The official case began at 8:30 p.m. on Feb. 26, when deputies were sent to the 8200 block of Pavia Way after the homeowner, who was away, asked for a welfare check. The Manatee County Sheriff’s Office later assigned case No. 2026-004008 and said deputies saw circumstances at the home that required them to go inside. There, they found an adult woman and two children dead. The sheriff’s office first announced a three-victim death investigation on Feb. 27, saying all parties had been accounted for and there was no threat to the public. On Feb. 28, detectives identified the dead as Monika Rubacha, 44, Josh James, 14, and Emma James, 11, and said the inquiry had developed into a murder-suicide case.

That procedural sequence matters because it shows how little investigators were willing to say before the scene was processed. Their written release did not describe the injuries beyond calling them traumatic. Spokesman Randy Warren later told reporters the scene was violent and said deputies had not been called to the address before. He also said investigators were confident no one else entered or left the home in connection with the killings. Still, officials have not said when the three died relative to the welfare check, what evidence established the sequence, or whether digital records, surveillance, text messages or notes helped detectives reconstruct the final hours. Warren said there appeared to be planning involved, a striking comment that suggests investigators found evidence of intent, but the sheriff’s office has not publicly detailed that evidence.

The family’s circumstances added another layer to the investigation. Warren said the father was in South America on business when he could not reach his wife and children, prompting him to ask deputies to check the home. He then flew back and was informed of the deaths after arriving, according to the sheriff’s office spokesman. Authorities also delayed public identification of the victims until additional relatives, some outside the country, could be notified. Those details give the case an international family dimension even though the crime scene itself was confined to a single house in one of the region’s best-known residential communities. Warren said the family had moved from Missouri about three years earlier, but authorities have not described any prior public intervention, custody issue, court filing or domestic call tied to the home.

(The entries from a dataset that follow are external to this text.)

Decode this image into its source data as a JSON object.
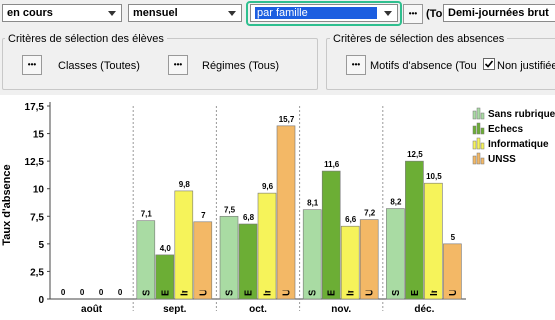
{
  "toolbar": {
    "period": "en cours",
    "frequency": "mensuel",
    "grouping": "par famille",
    "more": "•••",
    "partial": "(To",
    "unit": "Demi-journées brut"
  },
  "students_criteria": {
    "title": "Critères de sélection des élèves",
    "classes_button": "•••",
    "classes": "Classes (Toutes)",
    "regimes_button": "•••",
    "regimes": "Régimes (Tous)"
  },
  "absence_criteria": {
    "title": "Critères de sélection des absences",
    "motifs_button": "•••",
    "motifs": "Motifs d'absence (Tou",
    "non_justified": "Non justifiées",
    "non_justified_checked": true
  },
  "chart_data": {
    "type": "bar",
    "y_label": "Taux d'absence",
    "categories": [
      "août",
      "sept.",
      "oct.",
      "nov.",
      "déc."
    ],
    "series": [
      {
        "name": "Sans rubrique",
        "color": "#a9dba3",
        "values": [
          0,
          7.1,
          7.5,
          8.1,
          8.2
        ],
        "value_labels": [
          "0",
          "7,1",
          "7,5",
          "8,1",
          "8,2"
        ]
      },
      {
        "name": "Echecs",
        "color": "#6cae35",
        "values": [
          0,
          4.0,
          6.8,
          11.6,
          12.5
        ],
        "value_labels": [
          "0",
          "4,0",
          "6,8",
          "11,6",
          "12,5"
        ]
      },
      {
        "name": "Informatique",
        "color": "#f6f35a",
        "values": [
          0,
          9.8,
          9.6,
          6.6,
          10.5
        ],
        "value_labels": [
          "0",
          "9,8",
          "9,6",
          "6,6",
          "10,5"
        ]
      },
      {
        "name": "UNSS",
        "color": "#f3b866",
        "values": [
          0,
          7,
          15.7,
          7.2,
          5
        ],
        "value_labels": [
          "0",
          "7",
          "15,7",
          "7,2",
          "5"
        ]
      }
    ],
    "ylim": [
      0,
      17.5
    ],
    "yticks": [
      0,
      {
        "value": 2.5,
        "label": "2,5"
      },
      5,
      {
        "value": 7.5,
        "label": "7,5"
      },
      10,
      {
        "value": 12.5,
        "label": "12,5"
      },
      15,
      {
        "value": 17.5,
        "label": "17,5"
      }
    ],
    "grid": false,
    "legend": "right"
  }
}
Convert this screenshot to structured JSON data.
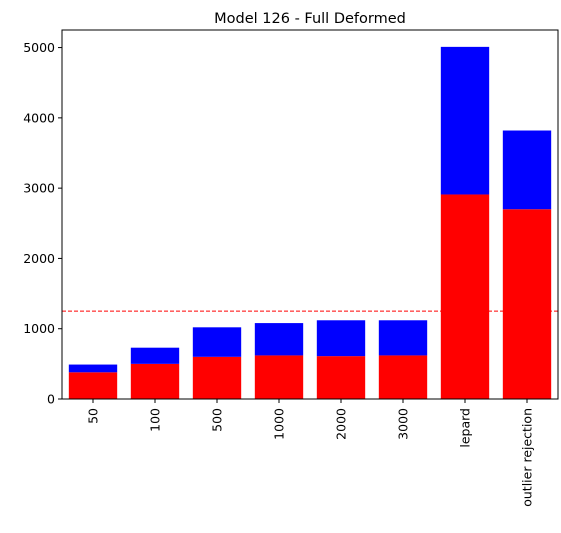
{
  "chart_data": {
    "type": "bar",
    "stacked": true,
    "title": "Model 126 - Full Deformed",
    "xlabel": "",
    "ylabel": "",
    "categories": [
      "50",
      "100",
      "500",
      "1000",
      "2000",
      "3000",
      "lepard",
      "outlier rejection"
    ],
    "series": [
      {
        "color": "#ff0000",
        "values": [
          380,
          500,
          600,
          620,
          610,
          620,
          2910,
          2700
        ]
      },
      {
        "color": "#0000ff",
        "values": [
          110,
          230,
          420,
          460,
          510,
          500,
          2100,
          1120
        ]
      }
    ],
    "reference_line": {
      "value": 1250,
      "color": "#ff0000",
      "style": "dashed"
    },
    "ylim": [
      0,
      5250
    ],
    "yticks": [
      0,
      1000,
      2000,
      3000,
      4000,
      5000
    ],
    "grid": false,
    "legend": "none"
  }
}
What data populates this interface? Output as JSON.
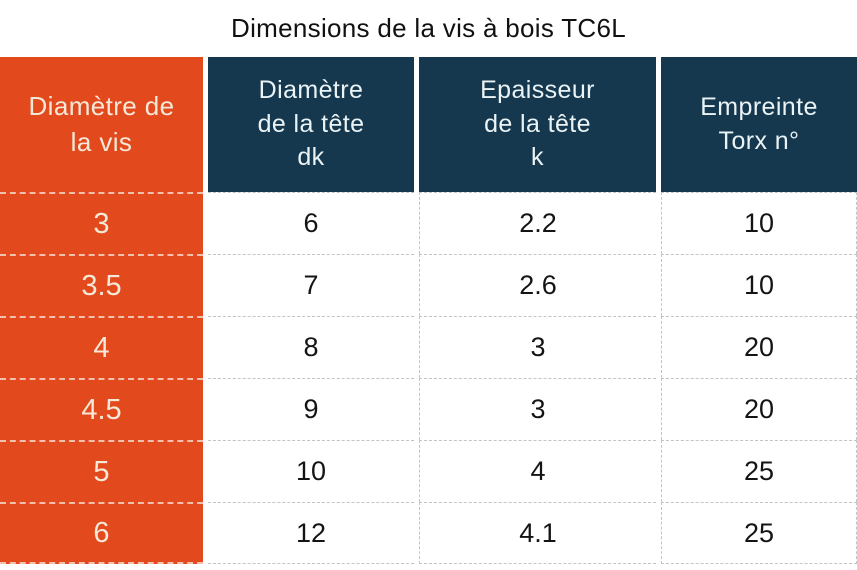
{
  "title": "Dimensions de la vis à bois TC6L",
  "colors": {
    "orange": "#E2491D",
    "navy": "#16384E",
    "label_text": "#F4E9D8",
    "header_text": "#EAF3F5",
    "data_text": "#141414",
    "divider": "#C4C4C4"
  },
  "header": {
    "col1": "Diamètre de\nla vis",
    "col2": "Diamètre\nde la tête\ndk",
    "col3": "Epaisseur\nde la tête\nk",
    "col4": "Empreinte\nTorx n°"
  },
  "chart_data": {
    "type": "table",
    "title": "Dimensions de la vis à bois TC6L",
    "columns": [
      "Diamètre de la vis",
      "Diamètre de la tête dk",
      "Epaisseur de la tête k",
      "Empreinte Torx n°"
    ],
    "rows": [
      [
        "3",
        "6",
        "2.2",
        "10"
      ],
      [
        "3.5",
        "7",
        "2.6",
        "10"
      ],
      [
        "4",
        "8",
        "3",
        "20"
      ],
      [
        "4.5",
        "9",
        "3",
        "20"
      ],
      [
        "5",
        "10",
        "4",
        "25"
      ],
      [
        "6",
        "12",
        "4.1",
        "25"
      ]
    ]
  }
}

By the weekend, community reaction had settled into a pattern common in cases with few outward clues: shock, short statements and silence. A resident identified by local television as Paul Henne said the neighborhood was quiet and family-oriented, making the killings hard to process. The Lake Club at Lakewood Ranch said it was aware of the tragedy, expressed sympathy and declined further comment while the inquiry remained active. Those reactions did not add new facts to the case, but they underscored the gap between the neighborhood’s image and the violence detectives say unfolded inside one of its homes.

The next steps are administrative, forensic and final. The District 12 Medical Examiner must determine the official cause and manner of death for all three victims. Detectives with the Manatee Homicide Investigation Unit are expected to continue reviewing what led up to the killings and to decide whether any more information can be released publicly. Because the suspected killer is dead, the case will not move toward a trial, but it still requires a complete investigative file. The next meaningful public development is likely to be a medical examiner ruling, a closing summary from the sheriff’s office, or both.

As it stands, the case has reached a firm conclusion on responsibility but not on motive. What is publicly known is limited to the welfare check, the three deaths, the finding that no outside suspect was involved and the ongoing work to explain what led to the killings.

Author note: Last updated March 30, 2026.